As an example, we can easily go from ##0## to ##-1/3##. Indeed, we can apply ##T## to ##0## to go to ##1##, we apply ##T## to go to ##2##, we apply ##T## to go to ##3##, and then we apply ##R## to go to ##-1/3##.

Well ##R^{-1} = R## and ##T^{-1} = RTRTR## so that shows we can invert any combination.
Secondly, observe
##T^c R T^b R T^a (0) = c - \frac{1}{b - \frac{1}{a}},##
and in general
##T^{k_1} R T^{k_2} \ldots T^{k_n}(0) = k_1 - \frac{1}{k_2 - \frac{1}{\ldots - \frac{1}{k_n}}}##
We get something similar to continued fractions, the only difference being the subtractions instead of additions. But every positive rational number can be written in this form for the same reason that every rational can be written as a continued fraction (just change "integer part" to "integer part + 1" in the algorithm). So we can map 0 to any positive rational. R'ing that means we get every negative rational.

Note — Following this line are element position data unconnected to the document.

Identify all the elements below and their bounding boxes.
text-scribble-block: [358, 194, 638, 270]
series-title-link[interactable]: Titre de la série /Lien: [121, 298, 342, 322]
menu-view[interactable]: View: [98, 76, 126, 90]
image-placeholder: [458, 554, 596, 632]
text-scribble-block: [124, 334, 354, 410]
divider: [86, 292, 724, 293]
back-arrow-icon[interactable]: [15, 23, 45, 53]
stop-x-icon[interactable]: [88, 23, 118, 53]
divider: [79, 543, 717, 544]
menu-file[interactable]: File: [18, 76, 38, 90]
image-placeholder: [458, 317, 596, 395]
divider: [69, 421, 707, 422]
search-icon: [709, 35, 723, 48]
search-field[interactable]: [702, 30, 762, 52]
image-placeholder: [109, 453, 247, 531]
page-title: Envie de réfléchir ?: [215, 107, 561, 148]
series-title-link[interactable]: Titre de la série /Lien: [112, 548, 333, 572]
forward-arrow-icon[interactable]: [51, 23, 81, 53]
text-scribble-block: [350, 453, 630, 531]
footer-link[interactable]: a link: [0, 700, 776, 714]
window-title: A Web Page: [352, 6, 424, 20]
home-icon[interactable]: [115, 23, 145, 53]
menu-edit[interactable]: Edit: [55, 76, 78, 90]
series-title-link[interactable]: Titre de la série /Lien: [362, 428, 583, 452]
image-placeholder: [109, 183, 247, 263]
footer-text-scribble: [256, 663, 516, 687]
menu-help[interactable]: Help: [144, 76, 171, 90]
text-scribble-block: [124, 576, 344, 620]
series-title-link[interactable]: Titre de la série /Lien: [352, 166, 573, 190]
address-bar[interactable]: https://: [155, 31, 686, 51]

Hmm, there's probably something left to prove. Oh well.

Posting an answer would be kind of cheating, since I've encountered it before. Someone might be interested to know that T and R are generators of the modular group [itex]\Gamma[/itex] of transformations of the upper half-plane. Answering the question amounts to proving that [itex]\Gamma[/itex] acts transitively on [itex]\mathbb{Q}[/itex].

Further insight into micro's hatred of Wikipedia and arithmetic. Clearly we have a group whose action on 0 generates Q. As pwsnafu points out we can use continued fractions. It was quite a macro oversight not to provide the reader with
$$T^{-1}=RTRTR=x-1$$
Don't you like to subtract?

The following algorithm takes any rational number to a natural number:

1. If a/b is a natural number, stop.
2. Else if a/b < 0, apply T.
3. Else if a/b > 0, apply R.
4. Repeat.

The only way this could fail to terminate is if it gets stuck in a rule or cycles continuously. Getting stuck in rule 2 is not possible by the Archimedean property of the integers. Getting stuck in rule 3 is not possible because it takes positive numbers to negative numbers. Cycling from rule 2 to 3 and back again is not possible because the first positive number after a chain of rule T's will be < 1, therefore rule R will reduce the size of the denominator. Eventually, it'll reduce it to 1. This is sufficient to show that the algorithm terminates.

To extend this, given any two rational numbers, apply the algorithm to each giving two natural numbers N < M. Apply T finitely many times to transform N into M. Then, if R and T are invertible, invert the process that generated M and voila.

Not sure why you think I should give a partial solution in a challenge question...

Anyway, very big congratulations to pwsnafu for giving such a short and elegant solution. And of course, a congratulations to verty as well for providing a more elementary solution. I hope you enjoyed it.